Home for the holidays

pleasure-driveI have spent probably 17 of the last 20 Christmas nights sleeping in a too-small bed in a strange room, going to sleep to the bells of St. William ringing down on a modest two-story house on the West Side of Cincinnati. It is my in-laws’ house, the house where Mary Jo grew up, the place where her parents raised four kids, hosted countless Italian get-togethers and cooked literally tons of pasta. It is where Luke’s Nonna and Nonno still live.

It is my home for the Christmas holiday.

Sleeping in someone else’s home, no matter how often you do it or how old you are or who owns the house, is awkward. There’s no getting around it. You don’t want to make a mess or make too much noise. (Nothing is as loud as a cough in the middle of the night in someone else’s house.) You don’t want to leave your shoes all over the place. You don’t know where to put your coat.

You don’t want to go rummaging around cabinets for, say, a cereal bowl. But you don’t want to bother your hosts to grab you one, either. Not when they’re already paying for the cereal and the milk and those bananas they somehow learned you like.

You don’t want to get up too early and catch the homeowners walking around in their boxers — it’s happened, you know — but, then again, you don’t want to get up too late and confirm that, yes, their daughter married a lazy ass.

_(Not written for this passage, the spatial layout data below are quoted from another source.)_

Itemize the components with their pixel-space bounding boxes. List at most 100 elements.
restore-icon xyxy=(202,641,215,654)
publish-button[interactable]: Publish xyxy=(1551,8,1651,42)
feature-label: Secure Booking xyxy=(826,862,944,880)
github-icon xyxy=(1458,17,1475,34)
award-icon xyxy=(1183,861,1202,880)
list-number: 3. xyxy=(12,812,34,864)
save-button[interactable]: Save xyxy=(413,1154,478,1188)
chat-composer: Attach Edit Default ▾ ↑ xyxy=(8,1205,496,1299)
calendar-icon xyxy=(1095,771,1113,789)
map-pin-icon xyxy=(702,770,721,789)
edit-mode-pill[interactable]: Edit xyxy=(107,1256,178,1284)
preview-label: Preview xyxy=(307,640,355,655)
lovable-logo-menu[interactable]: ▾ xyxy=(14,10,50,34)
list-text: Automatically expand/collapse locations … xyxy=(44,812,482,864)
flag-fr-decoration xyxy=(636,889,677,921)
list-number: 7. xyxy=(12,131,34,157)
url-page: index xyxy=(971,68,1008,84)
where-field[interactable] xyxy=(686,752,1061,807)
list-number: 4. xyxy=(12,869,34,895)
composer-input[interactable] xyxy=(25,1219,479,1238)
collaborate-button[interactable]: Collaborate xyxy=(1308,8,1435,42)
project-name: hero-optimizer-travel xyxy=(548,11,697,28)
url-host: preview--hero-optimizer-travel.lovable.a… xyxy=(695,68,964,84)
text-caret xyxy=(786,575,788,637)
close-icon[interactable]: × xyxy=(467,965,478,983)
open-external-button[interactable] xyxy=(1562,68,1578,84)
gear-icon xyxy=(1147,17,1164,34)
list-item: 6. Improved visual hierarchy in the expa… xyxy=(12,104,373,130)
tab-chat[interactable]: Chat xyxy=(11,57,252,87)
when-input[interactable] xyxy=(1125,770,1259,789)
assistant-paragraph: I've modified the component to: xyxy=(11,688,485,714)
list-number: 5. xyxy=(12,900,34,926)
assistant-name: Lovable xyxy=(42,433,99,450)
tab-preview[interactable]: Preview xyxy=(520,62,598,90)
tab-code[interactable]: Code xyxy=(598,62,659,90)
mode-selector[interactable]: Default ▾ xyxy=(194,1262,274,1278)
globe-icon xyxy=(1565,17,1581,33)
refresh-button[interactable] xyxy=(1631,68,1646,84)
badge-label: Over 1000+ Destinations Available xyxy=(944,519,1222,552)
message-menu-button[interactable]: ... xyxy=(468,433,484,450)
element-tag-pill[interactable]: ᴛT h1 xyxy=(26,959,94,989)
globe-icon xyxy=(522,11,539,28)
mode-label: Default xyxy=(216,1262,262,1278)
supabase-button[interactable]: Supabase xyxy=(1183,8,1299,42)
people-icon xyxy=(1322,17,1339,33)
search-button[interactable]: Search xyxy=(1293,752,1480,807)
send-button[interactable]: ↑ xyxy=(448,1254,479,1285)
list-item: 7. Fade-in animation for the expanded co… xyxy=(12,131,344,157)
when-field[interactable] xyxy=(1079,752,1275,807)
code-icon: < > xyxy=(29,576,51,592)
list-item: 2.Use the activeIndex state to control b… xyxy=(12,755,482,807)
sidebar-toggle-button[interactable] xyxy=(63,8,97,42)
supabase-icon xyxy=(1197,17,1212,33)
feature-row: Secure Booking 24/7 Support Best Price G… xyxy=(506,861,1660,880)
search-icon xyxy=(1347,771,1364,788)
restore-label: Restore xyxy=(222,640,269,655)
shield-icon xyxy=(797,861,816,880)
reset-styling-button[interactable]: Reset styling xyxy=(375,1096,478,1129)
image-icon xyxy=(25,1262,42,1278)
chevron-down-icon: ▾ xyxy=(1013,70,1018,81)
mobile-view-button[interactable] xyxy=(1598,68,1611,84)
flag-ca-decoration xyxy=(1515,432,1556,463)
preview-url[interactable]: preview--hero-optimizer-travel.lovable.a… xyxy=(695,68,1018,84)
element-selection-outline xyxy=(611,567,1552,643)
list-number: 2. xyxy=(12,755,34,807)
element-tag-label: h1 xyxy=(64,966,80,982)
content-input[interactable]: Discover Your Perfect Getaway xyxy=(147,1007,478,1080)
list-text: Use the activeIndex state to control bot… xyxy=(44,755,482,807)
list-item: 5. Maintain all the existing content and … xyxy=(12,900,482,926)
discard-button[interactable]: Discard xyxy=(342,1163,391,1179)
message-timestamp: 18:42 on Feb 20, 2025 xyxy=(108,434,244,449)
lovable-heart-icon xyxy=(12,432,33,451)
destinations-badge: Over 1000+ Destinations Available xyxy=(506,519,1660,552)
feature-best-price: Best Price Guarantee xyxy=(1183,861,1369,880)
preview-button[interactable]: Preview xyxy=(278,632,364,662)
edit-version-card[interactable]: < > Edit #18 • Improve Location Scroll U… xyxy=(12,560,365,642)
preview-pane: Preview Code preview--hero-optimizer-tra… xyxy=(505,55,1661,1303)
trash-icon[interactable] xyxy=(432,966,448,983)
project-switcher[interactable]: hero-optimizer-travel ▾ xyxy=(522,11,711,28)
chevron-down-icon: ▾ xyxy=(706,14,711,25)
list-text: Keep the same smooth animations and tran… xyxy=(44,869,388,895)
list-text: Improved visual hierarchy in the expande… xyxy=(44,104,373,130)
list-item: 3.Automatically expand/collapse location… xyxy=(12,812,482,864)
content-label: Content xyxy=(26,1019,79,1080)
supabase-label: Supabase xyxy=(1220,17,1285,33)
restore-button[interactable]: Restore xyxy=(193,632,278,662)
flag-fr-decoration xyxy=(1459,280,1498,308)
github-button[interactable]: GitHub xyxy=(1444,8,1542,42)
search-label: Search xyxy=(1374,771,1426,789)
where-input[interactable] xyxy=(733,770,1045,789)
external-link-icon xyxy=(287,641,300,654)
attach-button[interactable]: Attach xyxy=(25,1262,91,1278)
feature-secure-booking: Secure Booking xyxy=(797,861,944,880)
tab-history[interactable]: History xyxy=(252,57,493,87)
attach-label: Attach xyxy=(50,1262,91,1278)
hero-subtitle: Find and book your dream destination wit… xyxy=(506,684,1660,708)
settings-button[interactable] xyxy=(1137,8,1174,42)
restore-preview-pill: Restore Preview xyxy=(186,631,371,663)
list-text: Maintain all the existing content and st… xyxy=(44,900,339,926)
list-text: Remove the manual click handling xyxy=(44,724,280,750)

You don’t want to eat and run. But hanging around someone else’s house all day, just being in their personal space on their personal time … there’s an unspoken expiration time there, don’t you think?

You can stay as long as you want, they say. But do you want people staying at your house as long as they want?

Still, we do this because it’s Christmas and this is family. (The few times in the past 20 years that we didn’t spend Christmas Day in Cincinnati were when Luke was of prime Santa-lookout age. We wanted him to be home on Christmas Eve to hear Santa on the roof. In other near-prime years we opened presents before heading north, then came home to see what Santa had left while we were gone.)

Mr. and Mrs. D with the grandkids, 2013.
Mr. and Mrs. D with the grandkids, 2013, at brother-in-law Carmine’s house.

I’m still not over the awkwardness of staying in someone’s home, but I know that house on Pleasure Drive intimately by now. I have walked the cool floors and climbed the steps hundreds of times. I know which light switches work which lamps. I can side-step creaky floorboards. I know where they keep the bananas.

I can point out, almost without looking, where the impossibly dorky school photos of my wife and of her brothers and sister hang, and where the black-and-white pictures of grandparents rest. I know the photos of family pets and of long-ago dinners by heart. In the little living room with the impossibly stuffed leather couch, above a long-dormant hi-fi player, framed 8x10s of the grandchildren — boys on one side, girls on the other — are proudly displayed.

(I say I can show this to you almost without looking because, a few nights ago, getting up at 4 a.m. from that little bed, I walked face-first into a wall and practically woke the whole place up. It was like a nuclear cough. Luke, of course, heard nothing. I, sloshing to the bathroom full of red wine, was unharmed but embarrassed. And in my boxers, no less.)

At a small room off the kitchen, we eat dinners and munch on prosciutto and Asiago cheese, tearing away at freshly made bread and drinking unending bottles of home-made red wine. We talk at night — of life in Atlanta and Cincinnati, of growing older, of family, of Italy — while Mr. and Mrs. D relax feet-up in their recliners, an Italian game show on RAI in the background. The bells of St. William, the Catholic church just up the hill where we attend Christmas Mass, ring. And then, not too late, we climb the steps, hang a right past the mirror and the painting of Jesus at the top of the stairs and head to our bedroom at the end of the hall.

Luke, for several years, has slept in a small daybed against a wall in another room. That room features a cluttered desk where Mr. D pays the bills and a keyboard banged on by multiple grandchildren. And a lonely gold crucifix, over the bed.

This is not our home. It’s not as big, not as new, not as airy. (It doesn’t have a mortgage, either.)

But for Christmas, this is home. My wife is there and my son, and on Christmas Day we drive to someone’s else’s house — the day has now outgrown Pleasure Drive — for a celebration and a meal with Mr. and Mrs. D and all their kids, all the grandkids and all sorts of extended family. Games are played, presents are exchanged. Everyone gets caught up. The prosciutto is laid out. The bread and cheese are fresh. The pasta is perfect. And the wine always is plentiful.

There’s no place like it for the holidays.

Mr. and Mrs. D., Luke and Mary Jo at Christmas Mass, St. William, 2016.
Mr. and Mrs. D., Luke and Mary Jo at Christmas Mass, St. William, 2016.